The History of Haute Couture Dates Back to Humble Beginnings
Starting in 1858, British couturier Charles Frederick Worth created the first house of haute couture in Paris. The house championed exclusive luxury fashion for wealthy women of the upper class. The term ‘fashion designer’, coined at this time, technically, meant ‘an artist in place of the basic dressmaker’. In 1868, La Chambre Syndicale de La Haute Couture was founded to secure high fashion and its principles. Designers had to earn the right to label themselves owners of fashion houses according to specific regulations. In 1945, regulations were further specified.
In 1908, the term ‘Haute Couture was used for the first time and was formally recognized as a phrase for the fashion industry. By 1921, the French press enforced more safeguards. It established PAIS or L’Association de Protection des Industries Artistiques Saisonnieres. Done in a bid to protect individual high-fashion designers and their designs from plagiarism and piracy, regulations in action saw designs photographed on a mannequin, front, back and side views included.
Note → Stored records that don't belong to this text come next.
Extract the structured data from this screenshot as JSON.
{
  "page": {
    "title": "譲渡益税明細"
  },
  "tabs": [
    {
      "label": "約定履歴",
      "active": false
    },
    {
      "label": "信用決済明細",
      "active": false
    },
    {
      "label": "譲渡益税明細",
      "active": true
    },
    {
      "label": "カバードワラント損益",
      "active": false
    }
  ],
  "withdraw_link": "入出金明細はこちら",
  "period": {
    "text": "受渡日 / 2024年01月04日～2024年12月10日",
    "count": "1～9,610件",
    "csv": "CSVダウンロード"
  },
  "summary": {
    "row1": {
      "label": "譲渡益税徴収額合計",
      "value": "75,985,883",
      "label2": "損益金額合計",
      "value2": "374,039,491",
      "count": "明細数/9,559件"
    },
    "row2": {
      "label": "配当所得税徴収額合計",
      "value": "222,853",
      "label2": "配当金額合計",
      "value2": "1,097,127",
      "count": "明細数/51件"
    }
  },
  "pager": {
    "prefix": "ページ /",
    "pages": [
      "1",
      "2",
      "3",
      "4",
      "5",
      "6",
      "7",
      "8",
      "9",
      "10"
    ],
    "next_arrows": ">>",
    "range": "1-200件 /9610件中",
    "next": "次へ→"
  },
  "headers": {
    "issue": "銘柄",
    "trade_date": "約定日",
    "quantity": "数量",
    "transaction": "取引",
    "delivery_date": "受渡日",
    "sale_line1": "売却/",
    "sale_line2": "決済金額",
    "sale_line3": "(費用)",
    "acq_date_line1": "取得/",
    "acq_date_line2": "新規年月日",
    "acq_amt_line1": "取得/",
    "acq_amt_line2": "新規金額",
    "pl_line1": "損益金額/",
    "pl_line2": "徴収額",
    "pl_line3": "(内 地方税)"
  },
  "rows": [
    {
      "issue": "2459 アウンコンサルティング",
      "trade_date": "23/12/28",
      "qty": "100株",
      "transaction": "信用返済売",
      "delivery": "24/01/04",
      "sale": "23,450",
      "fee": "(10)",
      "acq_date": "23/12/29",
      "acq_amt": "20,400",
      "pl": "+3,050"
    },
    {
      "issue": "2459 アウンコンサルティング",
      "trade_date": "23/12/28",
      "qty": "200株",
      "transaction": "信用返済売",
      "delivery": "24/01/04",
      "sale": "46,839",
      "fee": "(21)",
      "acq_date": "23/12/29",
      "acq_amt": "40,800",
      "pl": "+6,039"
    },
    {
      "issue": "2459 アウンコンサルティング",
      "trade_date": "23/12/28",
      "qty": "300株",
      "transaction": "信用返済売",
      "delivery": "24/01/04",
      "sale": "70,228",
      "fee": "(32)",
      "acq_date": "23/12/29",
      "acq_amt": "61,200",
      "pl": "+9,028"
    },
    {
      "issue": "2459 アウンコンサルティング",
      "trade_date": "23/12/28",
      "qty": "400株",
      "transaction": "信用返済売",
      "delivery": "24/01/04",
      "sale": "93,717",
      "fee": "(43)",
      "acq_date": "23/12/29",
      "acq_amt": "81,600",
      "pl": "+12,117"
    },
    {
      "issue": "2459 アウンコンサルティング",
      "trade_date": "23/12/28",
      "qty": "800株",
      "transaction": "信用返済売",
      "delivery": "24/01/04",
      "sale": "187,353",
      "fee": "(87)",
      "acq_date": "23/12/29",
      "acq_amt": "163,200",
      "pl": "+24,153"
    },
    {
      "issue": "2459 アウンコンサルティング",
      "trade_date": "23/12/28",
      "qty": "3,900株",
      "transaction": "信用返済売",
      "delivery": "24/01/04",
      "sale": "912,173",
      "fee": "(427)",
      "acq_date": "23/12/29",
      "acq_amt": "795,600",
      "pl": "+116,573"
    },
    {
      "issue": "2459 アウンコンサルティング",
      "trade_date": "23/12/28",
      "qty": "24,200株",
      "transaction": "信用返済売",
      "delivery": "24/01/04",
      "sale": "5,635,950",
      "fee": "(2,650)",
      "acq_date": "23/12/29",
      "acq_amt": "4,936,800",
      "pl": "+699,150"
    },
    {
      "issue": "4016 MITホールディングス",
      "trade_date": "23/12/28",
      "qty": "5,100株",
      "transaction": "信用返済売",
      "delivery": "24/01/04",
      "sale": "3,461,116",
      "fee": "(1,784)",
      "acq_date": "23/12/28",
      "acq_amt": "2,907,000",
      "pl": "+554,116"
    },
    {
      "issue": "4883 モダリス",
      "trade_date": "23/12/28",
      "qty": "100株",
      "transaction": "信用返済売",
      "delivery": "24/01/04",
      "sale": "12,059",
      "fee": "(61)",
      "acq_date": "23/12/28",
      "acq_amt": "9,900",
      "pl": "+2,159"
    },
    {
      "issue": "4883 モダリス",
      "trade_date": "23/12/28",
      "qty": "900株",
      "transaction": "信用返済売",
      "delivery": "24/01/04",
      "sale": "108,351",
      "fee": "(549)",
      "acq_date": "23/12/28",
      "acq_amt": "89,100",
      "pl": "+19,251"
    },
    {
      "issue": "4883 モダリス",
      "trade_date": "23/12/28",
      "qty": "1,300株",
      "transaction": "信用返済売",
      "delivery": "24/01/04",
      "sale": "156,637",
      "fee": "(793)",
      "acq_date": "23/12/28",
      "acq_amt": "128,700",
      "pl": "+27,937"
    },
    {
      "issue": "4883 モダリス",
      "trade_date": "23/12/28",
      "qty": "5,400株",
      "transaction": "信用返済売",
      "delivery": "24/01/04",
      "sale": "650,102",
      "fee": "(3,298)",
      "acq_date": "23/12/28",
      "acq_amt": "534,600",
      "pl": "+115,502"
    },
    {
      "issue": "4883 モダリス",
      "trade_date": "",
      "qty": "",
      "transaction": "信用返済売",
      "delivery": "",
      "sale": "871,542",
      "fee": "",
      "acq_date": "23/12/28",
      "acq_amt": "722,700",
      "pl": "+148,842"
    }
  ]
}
This was registered as proof of a particular designer’s work. In 1945, new regulations, stricter in nature, prevailed. For instance, each atelier had to have at least 20 staff members and designs customized for private clients. In addition, every house of fashion had to present a seasonal fashion collection with at least 35 items of clothing (for each season).
After World War Two
In 1947, France’s austerity during World War II saw a revival. Christian Dior introduced the “New Look” collection. Named ‘Corelle’ after the florets in the midst of a flower, the collection was a marvellous success in glamour with cinched dress waists and full skirts. Hi-fashion had never looked this good, and many wealthy ladies ordered from the collection barely minutes after the showing.
The Advent of Saint Laurent
The billowing skirts of Dior gave way to the rise of haute couture in the enigmatic Yves Saint Laurent designs, who, by 1966, launched his Rive Gauche. This was the first Haute Couture stand-alone boutique. Designers that followed Saint Laurent’s lead were Pierre Cardin, Ted Lapidus and Emanuel Ungaro. In 1970, the number of couture houses dropped from 106 in 1946 to a meagre19. Designers blamed the stringent rules of Le Chambre Syndicale de La Haute Couture. Many designers claimed that recessions following the war forced people to want ready-to-wear rather than high-fashion exclusive clothing. Rules have been revised since, and most great designers hold the ‘Haute Couture’ tag.